The settlement came after a federal judge in Sacramento ruled on a broader question in August and found that the university had violated Title IX, the federal law passed in 1972 that requires equal athletic opportunities for men and women.
U.S. District Judge Frank Damrell rejected the women’s individual discrimination claims but found that the university had reduced athletic opportunities for all women during the time the plaintiffs were enrolled.
Lauren Mancuso, Arezou Mansourian, and Christine Wing-Si Ng sued in 2003 after the university eliminated more than 60 opportunities for women to participate in athletics between the 1998-99 and 2004-05 academic years.
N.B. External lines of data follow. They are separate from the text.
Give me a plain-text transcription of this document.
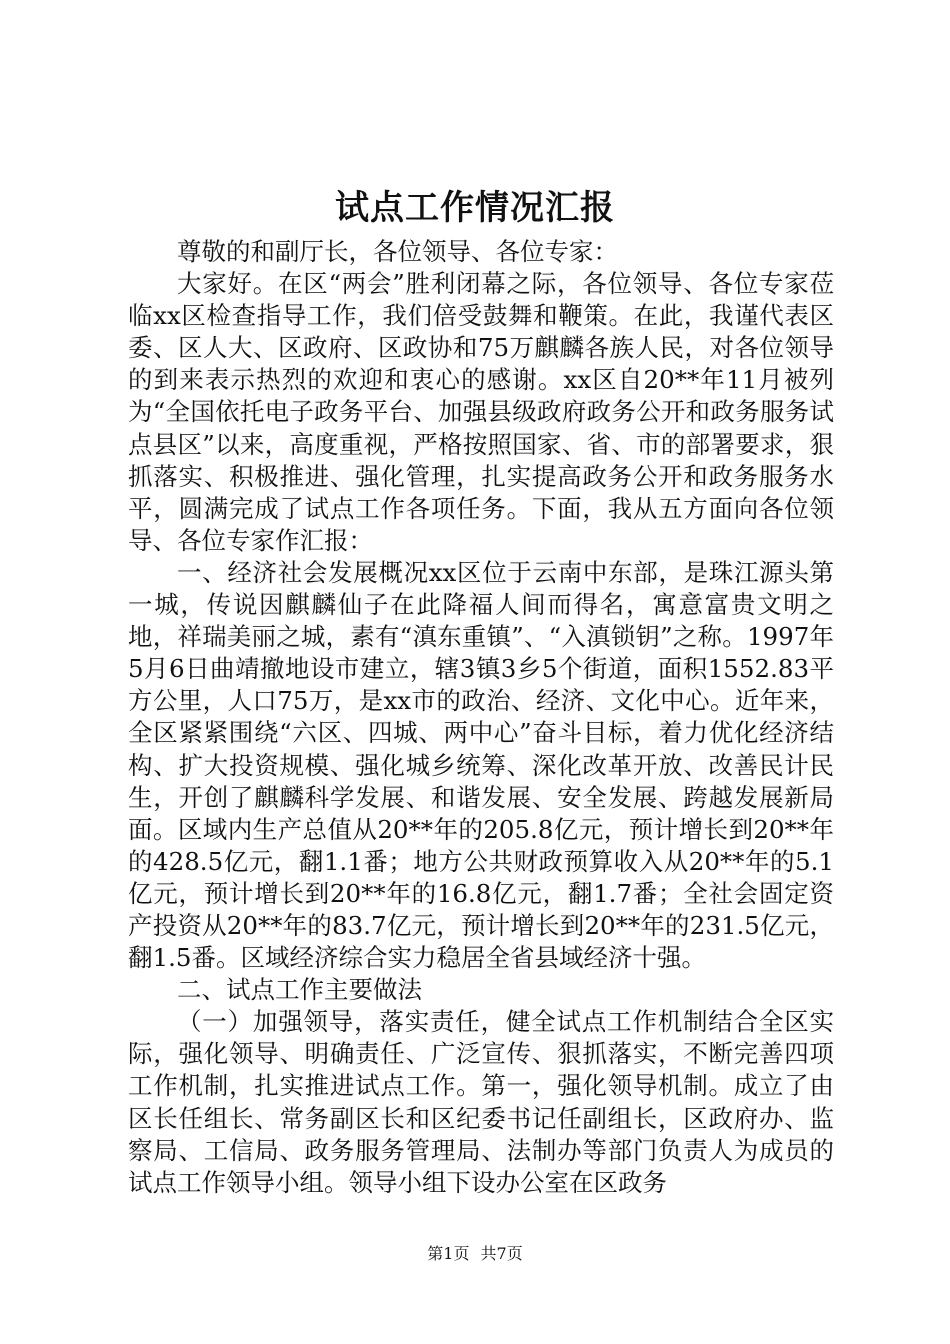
试点工作情况汇报

尊敬的和副厅长，各位领导、各位专家：

大家好。在区“两会”胜利闭幕之际，各位领导、各位专家莅临xx区检查指导工作，我们倍受鼓舞和鞭策。在此，我谨代表区委、区人大、区政府、区政协和75万麒麟各族人民，对各位领导的到来表示热烈的欢迎和衷心的感谢。xx区自20**年11月被列为“全国依托电子政务平台、加强县级政府政务公开和政务服务试点县区”以来，高度重视，严格按照国家、省、市的部署要求，狠抓落实、积极推进、强化管理，扎实提高政务公开和政务服务水平，圆满完成了试点工作各项任务。下面，我从五方面向各位领导、各位专家作汇报：

一、经济社会发展概况xx区位于云南中东部，是珠江源头第一城，传说因麒麟仙子在此降福人间而得名，寓意富贵文明之地，祥瑞美丽之城，素有“滇东重镇”、“入滇锁钥”之称。1997年5月6日曲靖撤地设市建立，辖3镇3乡5个街道，面积1552.83平方公里，人口75万，是xx市的政治、经济、文化中心。近年来，全区紧紧围绕“六区、四城、两中心”奋斗目标，着力优化经济结构、扩大投资规模、强化城乡统筹、深化改革开放、改善民计民生，开创了麒麟科学发展、和谐发展、安全发展、跨越发展新局面。区域内生产总值从20**年的205.8亿元，预计增长到20**年的428.5亿元，翻1.1番；地方公共财政预算收入从20**年的5.1亿元，预计增长到20**年的16.8亿元，翻1.7番；全社会固定资产投资从20**年的83.7亿元，预计增长到20**年的231.5亿元，翻1.5番。区域经济综合实力稳居全省县域经济十强。

二、试点工作主要做法

（一）加强领导，落实责任，健全试点工作机制结合全区实际，强化领导、明确责任、广泛宣传、狠抓落实，不断完善四项工作机制，扎实推进试点工作。第一，强化领导机制。成立了由区长任组长、常务副区长和区纪委书记任副组长，区政府办、监察局、工信局、政务服务管理局、法制办等部门负责人为成员的试点工作领导小组。领导小组下设办公室在区政务

第1页 共7页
Most of the missed opportunities were from the loss of junior varsity teams for women’s water polo and women’s lacrosse.
The three women wrestled competitively in high school and enrolled at Davis, which is just west of Sacramento, with hopes of making the varsity wrestling squad. But the university said they had to compete against men of the same weight class to make the team.
At the time, no four-year California colleges had an all-women’s intercollegiate wrestling team, and Damrell noted that the women either declined to try out for the men’s squad or could not make the cut.
The Title IX violation came in response to the lost opportunities in established women’s sports.